I liked the sunflowers best because it meant we would eat the roasted seeds fresh out of the oven, Mrs. Lancaster would make sunflower butter and, ultimately, it would become Sunflower Cookies.
I never caught the gardening bug. As a matter of fact, I believe that both indoor and outdoor plants have collectively come to an agreement to ensure that their species never has to deal with me.
What is my proof you might wander: Every living plant placed in my care dies within 48-72 hours. Even fresh cut flowers have an unnatural short lifespan when given to me.
"Oh no," I recently told a friend who gave me a beautiful poinsettia for Christmas. "It will be dead in a matter of days. Any living plant screams it's final death cry when given to me."
My friend laughed and said I was silly, but I don't think she was laughing two days later. The gorgeous red leaves shriveled and curled up into nasty little clumps, which were falling all over my desk and the office floor.
I haven't touched it since it began dropping lifeless petals. Someone else is taking care of the poor thing, which is still desperately clinging to life on my desk. But I think it's searching for an escape route because it always seems to be in a different place when I came back to the office.
Honestly, I am ashamed to look at another victim in a long stream of my serial flower killings, but I leave it alone out of hope that maybe this time one flower might make it.
I love the beauty and aroma of flowers, but find myself banished to the realm of "silk flower arrangements."
Although apparently at war with the plant world for some unforeseen reason, I am able to enjoy the bounty of the beautiful sunflower, it's delicious seeds.
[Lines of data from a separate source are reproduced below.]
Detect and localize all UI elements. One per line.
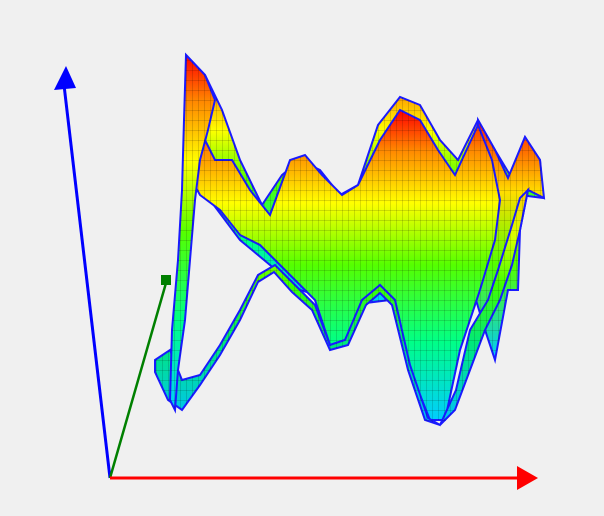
axes: [54, 66, 538, 490]
z-axis-line: [62, 84, 112, 479]
surface-middle-layer: [184, 108, 502, 421]
z-axis-arrowhead: [54, 66, 76, 90]
surface-left-peak: [168, 52, 217, 414]
surface-front-rim: [154, 186, 530, 427]
x-axis-arrowhead: [517, 466, 538, 490]
y-axis-endpoint: [161, 275, 171, 285]
y-axis-line: [108, 282, 168, 479]
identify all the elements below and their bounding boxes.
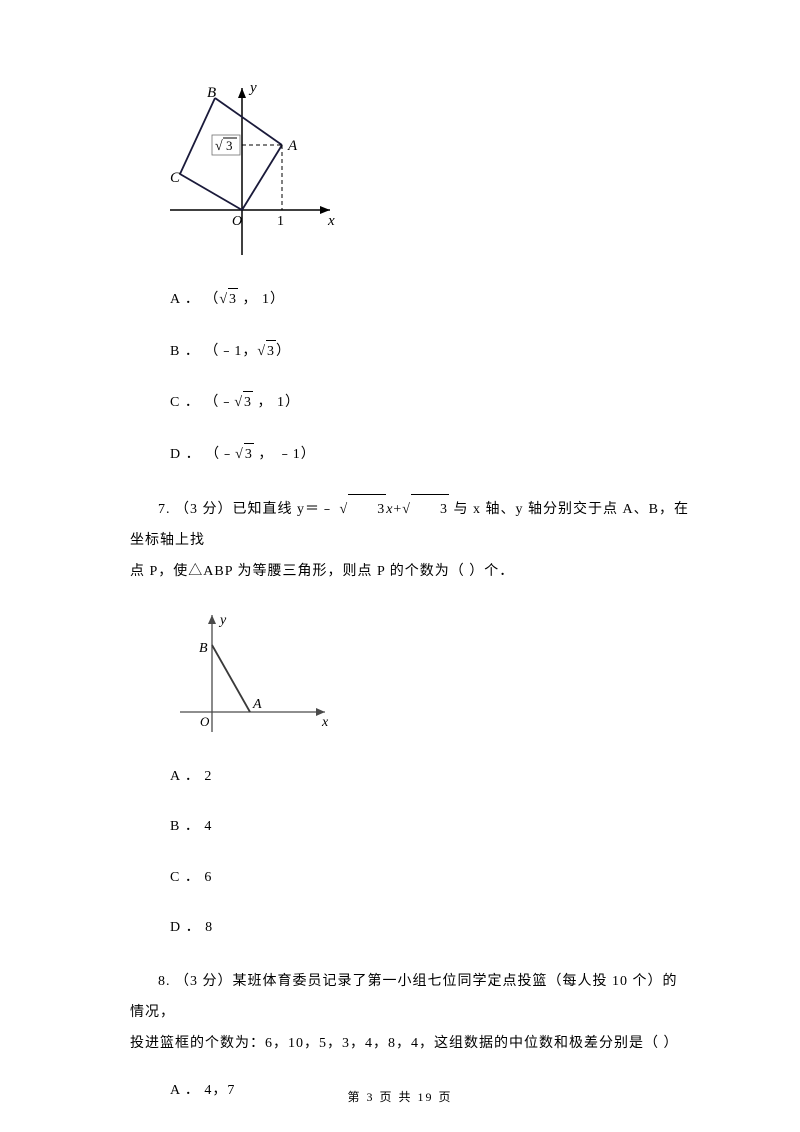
option-text: （﹣1， [204,344,257,359]
figure-q7: B A O y x [170,607,690,745]
sqrt3-icon: √3 [257,344,276,359]
option-7a: A ． 2 [170,766,690,788]
option-6c: C ． （﹣√3 ， 1） [170,391,690,414]
svg-text:3: 3 [226,138,233,153]
option-text: （ [204,292,219,307]
expr-icon: √3x+√3 [340,502,450,517]
figure-q6: y x O 1 B A C √ 3 [170,80,690,268]
option-prefix: C ． [170,870,200,885]
svg-text:y: y [248,80,257,96]
q-points: （3 分） [175,974,233,989]
option-prefix: D ． [170,447,201,462]
page-footer: 第 3 页 共 19 页 [0,1088,800,1107]
coord-graph-q6: y x O 1 B A C √ 3 [170,80,340,260]
svg-text:B: B [199,641,208,656]
svg-text:B: B [207,85,216,101]
option-text: 8 [205,920,213,935]
option-text2: ， 1） [238,292,285,307]
q-number: 7. [158,502,175,517]
page: y x O 1 B A C √ 3 A ． （√3 ， 1） B ． （﹣1，√… [0,0,800,1132]
sqrt3-icon: √3 [235,447,254,462]
option-prefix: C ． [170,395,200,410]
page-number: 第 3 页 共 19 页 [347,1090,452,1104]
svg-text:x: x [327,213,335,229]
option-text2: ） [276,344,291,359]
option-7b: B ． 4 [170,816,690,838]
svg-text:C: C [170,170,181,186]
option-text: （﹣ [204,395,234,410]
sqrt3-icon: √3 [234,395,253,410]
question-7: 7. （3 分）已知直线 y＝﹣ √3x+√3 与 x 轴、y 轴分别交于点 A… [130,494,690,587]
option-text: 4 [204,819,212,834]
svg-text:A: A [252,697,262,712]
coord-graph-q7: B A O y x [170,607,340,737]
svg-text:1: 1 [277,214,284,229]
svg-text:A: A [287,138,298,154]
svg-text:y: y [218,613,227,628]
q-stem-a: 已知直线 y＝﹣ [233,502,340,517]
option-7d: D ． 8 [170,917,690,939]
svg-text:O: O [200,714,210,729]
option-prefix: D ． [170,920,201,935]
option-text2: ， 1） [253,395,300,410]
option-prefix: B ． [170,819,200,834]
q-number: 8. [158,974,175,989]
sqrt3-icon: √3 [219,292,238,307]
q-stem-c: 点 P，使△ABP 为等腰三角形，则点 P 的个数为（ ）个． [130,557,514,588]
option-text: 6 [204,870,212,885]
option-6b: B ． （﹣1，√3） [170,340,690,363]
option-text: 2 [204,769,212,784]
option-prefix: A ． [170,769,200,784]
option-text2: ， ﹣1） [254,447,316,462]
option-6d: D ． （﹣√3 ， ﹣1） [170,443,690,466]
svg-text:O: O [232,214,242,229]
svg-text:√: √ [215,139,223,154]
question-8: 8. （3 分）某班体育委员记录了第一小组七位同学定点投篮（每人投 10 个）的… [130,967,690,1059]
svg-text:x: x [321,715,329,730]
content-area: y x O 1 B A C √ 3 A ． （√3 ， 1） B ． （﹣1，√… [0,0,800,1102]
option-7c: C ． 6 [170,867,690,889]
q-points: （3 分） [175,502,233,517]
option-6a: A ． （√3 ， 1） [170,288,690,311]
q-stem-b: 投进篮框的个数为：6，10，5，3，4，8，4，这组数据的中位数和极差分别是（ … [130,1029,679,1060]
option-text: （﹣ [205,447,235,462]
option-prefix: B ． [170,344,200,359]
option-prefix: A ． [170,292,200,307]
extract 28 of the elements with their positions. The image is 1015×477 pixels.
In my memory, Mrs. Lancaster did this by hand, but I recommend using a food processor to save time.
In the processor bowl, blend 1 cup of oven-roaster non-salted sunflower seeds until a powder-like substance (scrape down the sides if needed) before slowly adding
1-3 tablespoons of sunflower/vegetable/canola oil. Don't worry, the paste is supposed to be a grayish color.
Remove the paste from the processor to a small bowl before stirring in salt and honey to your taste. (Store in a covered container in the refrigerator.)
Cream together a 1/2-cup each of salted butter and Sunflower Butter and 1 cup each of sugar and brown sugar until well mixed. Add two eggs, 1 tablespoon of vanilla and 1 teaspoon of cinnamon in the bowl, mixing thoroughly.
Slowly stir in 1 1/2 cups of flour, 1 teaspoon of each of salt and baking soda before adding 3 cups of rolled oats and 1 cup of flaked coconut.
You can add 1 cup of sunflower seeds at this point if wanted, but, as a child, it was fun to lightly roll the dough into balls and then roll in the seeds before baking the cookies.
If you add the seeds to the dough, coat a cookie sheet lightly with cooking spray before dropping the dough by spoonfuls onto it. Bake at 350 degrees for 10-15 minutes until they are a light golden brown.
Dust with a light coat of powdered sugar (or regular sugar) before removing from the baking sheet.